In 1943, the BBC Home Service dramatised the story with Arthur Wontner as Holmes and Carleton Hobbs as Watson. A different radio adaptation aired on the BBC Light Programme in 1966, as part of the 1952–1969 radio series starring Hobbs as Holmes and Norman Shelley as Watson.

In May 1977 an episode of CBS Radio Mystery Theater titled "The Boscombe Pool Mystery". The episode, which featured Kevin McCarthy as Sherlock Holmes and Court Benson as Dr. Watson.

In 1990, for BBC Radio 4 by Bert Coules, as part of the 1989–1998 radio series starring Clive Merrison as Holmes and Michael Williams as Watson. It also featured Samuel West as James McCarthy and Donald Gee as Inspector Lestrade.

A 2011 episode of the radio series The Classic Adventures of Sherlock Holmes was adapted from the story, with John Patrick Lowrie as Holmes and Lawrence Albert as Watson.
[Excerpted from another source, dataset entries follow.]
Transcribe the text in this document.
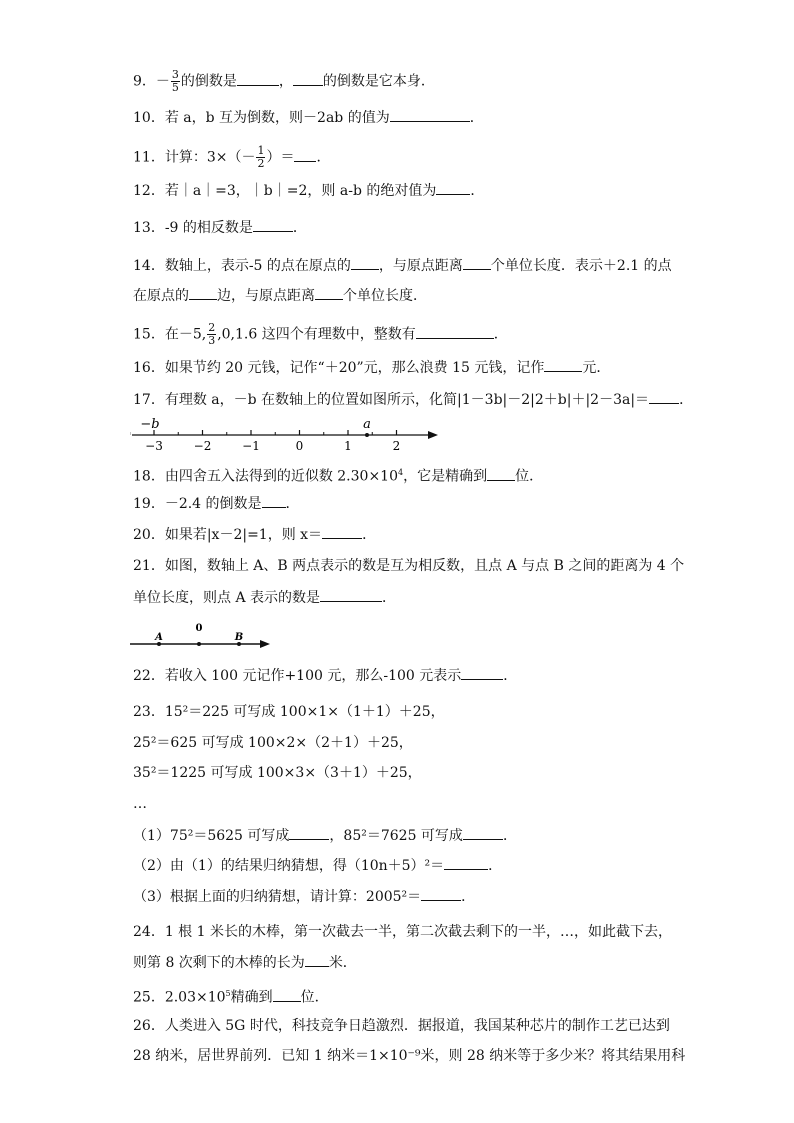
9．－ $\frac{3}{5}$ 的倒数是	， 的倒数是它本身．
10．若 a，b 互为倒数，则－2ab 的值为	．
11．计算：$3\times(- \frac{1}{2}$ ）＝ ．
12．若｜a｜=3，｜b｜=2，则 a-b 的绝对值为 ．
13．-9 的相反数是	．
14．数轴上，表示-5 的点在原点的 ，与原点距离 个单位长度．表示＋2.1 的点
在原点的 边，与原点距离 个单位长度．
15．在－5, $\frac{2}{3} ,0,1.6$ 这四个有理数中，整数有	．
16．如果节约 20 元钱，记作“＋20”元，那么浪费 15 元钱，记作	元．
17．有理数 a，－b 在数轴上的位置如图所示，化简|1－3b|－2|2＋b|＋|2－3a|＝ ．
−3	−2	−1	0	1	2
−b	a
18．由四舍五入法得到的近似数 $2.30\times 10^4$，它是精确到 位．
19．－2.4 的倒数是 ．
20．如果若|x－2|=1，则 x＝	．
21．如图，数轴上 A、B 两点表示的数是互为相反数，且点 A 与点 B 之间的距离为 4 个
单位长度，则点 A 表示的数是	．
A
0
B
22．若收入 100 元记作+100 元，那么-100 元表示	．
23．15²＝225 可写成 100×1×（1＋1）＋25，
25²＝625 可写成 100×2×（2＋1）＋25，
35²＝1225 可写成 100×3×（3＋1）＋25，
…
（1）75²＝5625 可写成	，85²＝7625 可写成	．
（2）由（1）的结果归纳猜想，得（10n＋5）²＝	．
（3）根据上面的归纳猜想，请计算：2005²＝	．
24．1 根 1 米长的木棒，第一次截去一半，第二次截去剩下的一半，…，如此截下去，
则第 8 次剩下的木棒的长为 米．
25．$2.03\times 10^5$精确到 位．
26．人类进入 5G 时代，科技竞争日趋激烈．据报道，我国某种芯片的制作工艺已达到
28 纳米，居世界前列．已知 1 纳米＝1×10⁻⁹米，则 28 纳米等于多少米？将其结果用科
In July 2026, the podcast Sherlock & Co. adapted the story in a three-episode adventure called "The Boscombe Valley Mystery", starring Harry Attwell as Sherlock Holmes, Paul Waggott as Dr. John Watson and Marta da Silva as Mariana "Mrs. Hudson" Ametxazurra. John Turner is played by Stef Butler, Charles McCarthy by Karim Kronfli, and Jasmin Kerr as Lily Lestrade. As a modern retelling, the hotel location is swapped for a wellness retreat in the Cotswolds.